新卒採用において、企業はどのような人材を求め、どの事業に注力しているのか。本連載では、各業界をリードする企業がどのような採用戦略を打ち出しているのか分析し、今後の動向を探る。第11回では「飲料業界」を取り上げ、業界の専門家に最新のトレンドや企業が求める人材像を聞いた。(ダイヤモンド・ライフ編集部 大根田康介)
酒税統一で何が変わる?
変わりゆく飲酒文化
2023年10月に酒税法が改正され、26年にはビール・発泡酒・第3のビールの税率が統一される。これを受け、ビール市場では、新ジャンルや発泡酒といったカテゴリーが、税率の統一に伴い、スタンダードビール(狭義のビール)へとシフトしつつある。売り場の構成も大きく変化しており、飲料業界で競争が激化している。
また、キリンホールディングスの医薬品事業の成長に代表されるように、飲料以外の多角化の動きが加速している。
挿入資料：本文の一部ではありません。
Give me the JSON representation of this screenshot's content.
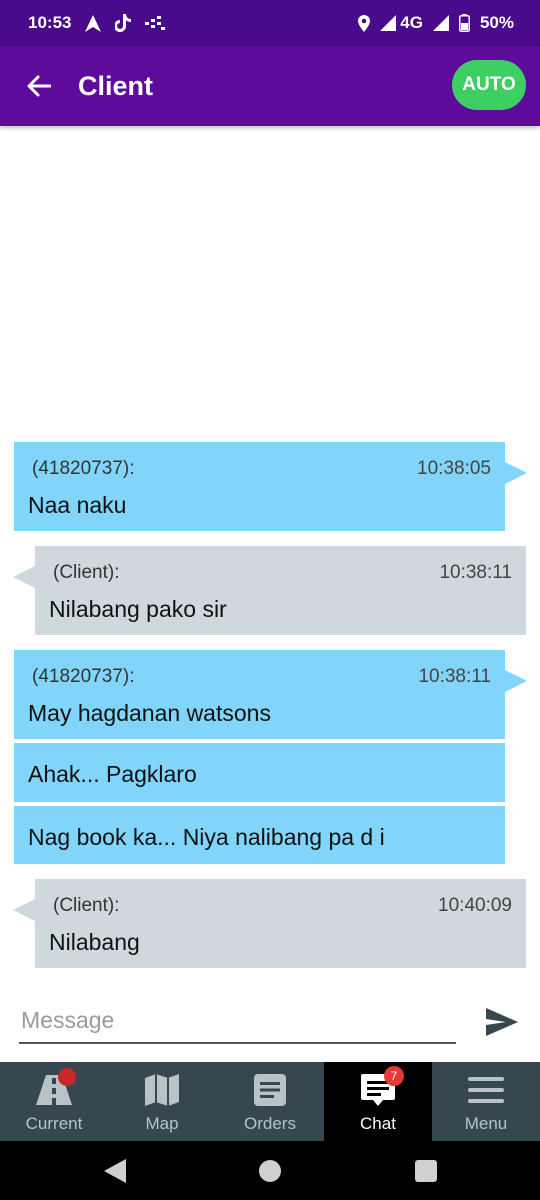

さらに、海外進出を強化する企業も増えており、市場の拡大を図る動きが目立つ。
酒税の法改正に加え、コロナ禍を経て消費者の価値観も変化した。家庭内での飲酒機会の増加に加え、外での飲酒のスタイルも変わりつつある。かつては「飲み放題」が主流であったが、現在は飲酒の質を重視する傾向が強まっている。企業も同様に、従来の飲み会文化の見直しを進めている。
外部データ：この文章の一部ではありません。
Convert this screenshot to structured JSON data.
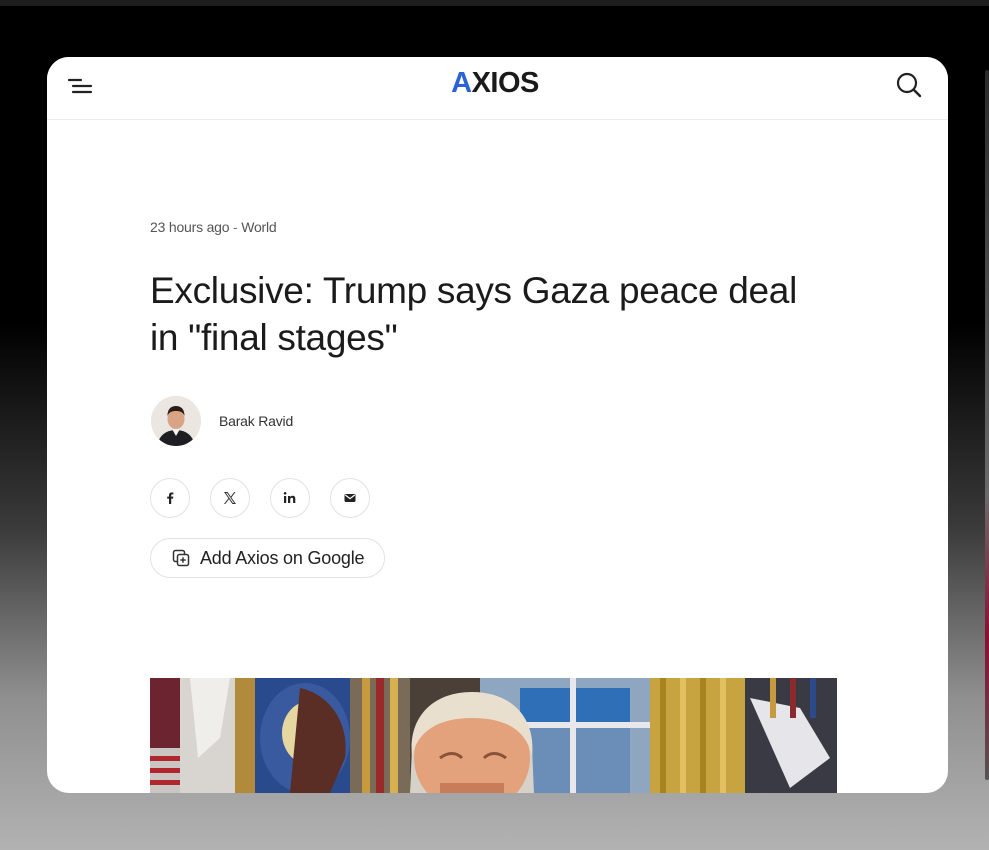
{
  "header": {
    "logo_text": "XIOS",
    "logo_prefix": "A"
  },
  "article": {
    "time": "23 hours ago",
    "separator": " - ",
    "section": "World",
    "headline": "Exclusive: Trump says Gaza peace deal in \"final stages\"",
    "author": "Barak Ravid"
  },
  "share": {
    "items": [
      "facebook-icon",
      "x-icon",
      "linkedin-icon",
      "email-icon"
    ]
  },
  "google_button": {
    "label": "Add Axios on Google"
  },
  "colors": {
    "brand_blue": "#2a63d6",
    "text": "#1b1b1b"
  }
}
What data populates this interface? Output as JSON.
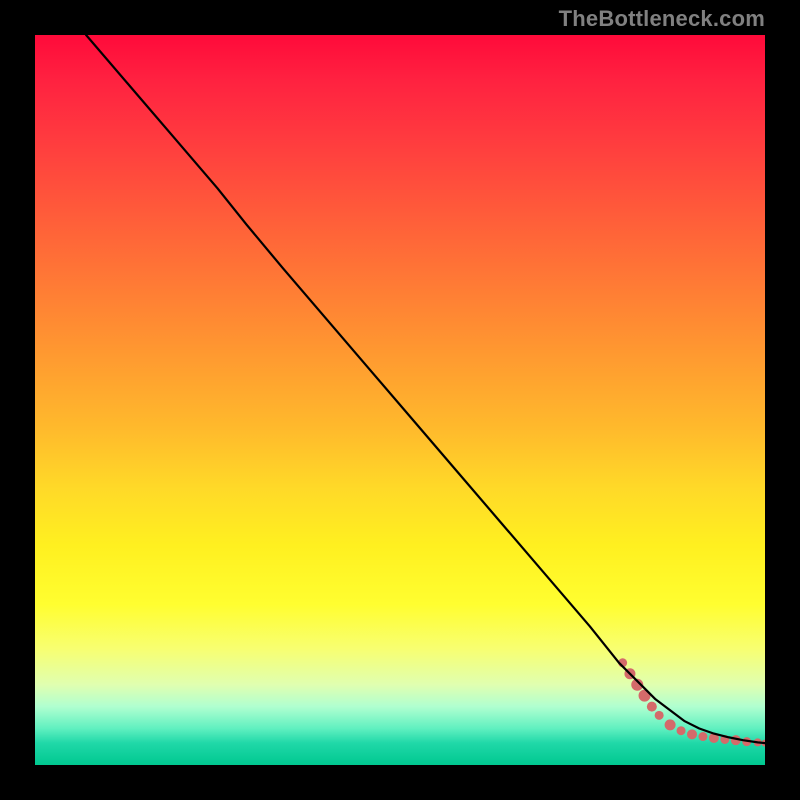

その結果、「飲酒スタイルは大きく変化している。現在では、酒を主役とするのではなく、食事や会話、空間を楽しむことが重視されるようになった。アルコールはその場を彩る一要素として位置づけられる傾向が強まっている」と、富士経済の担当者は話す。
そんな中、飲料業界の構造や仕事内容、そして採用状況を再確認し、各企業がどのような人材を求めているのかを探る。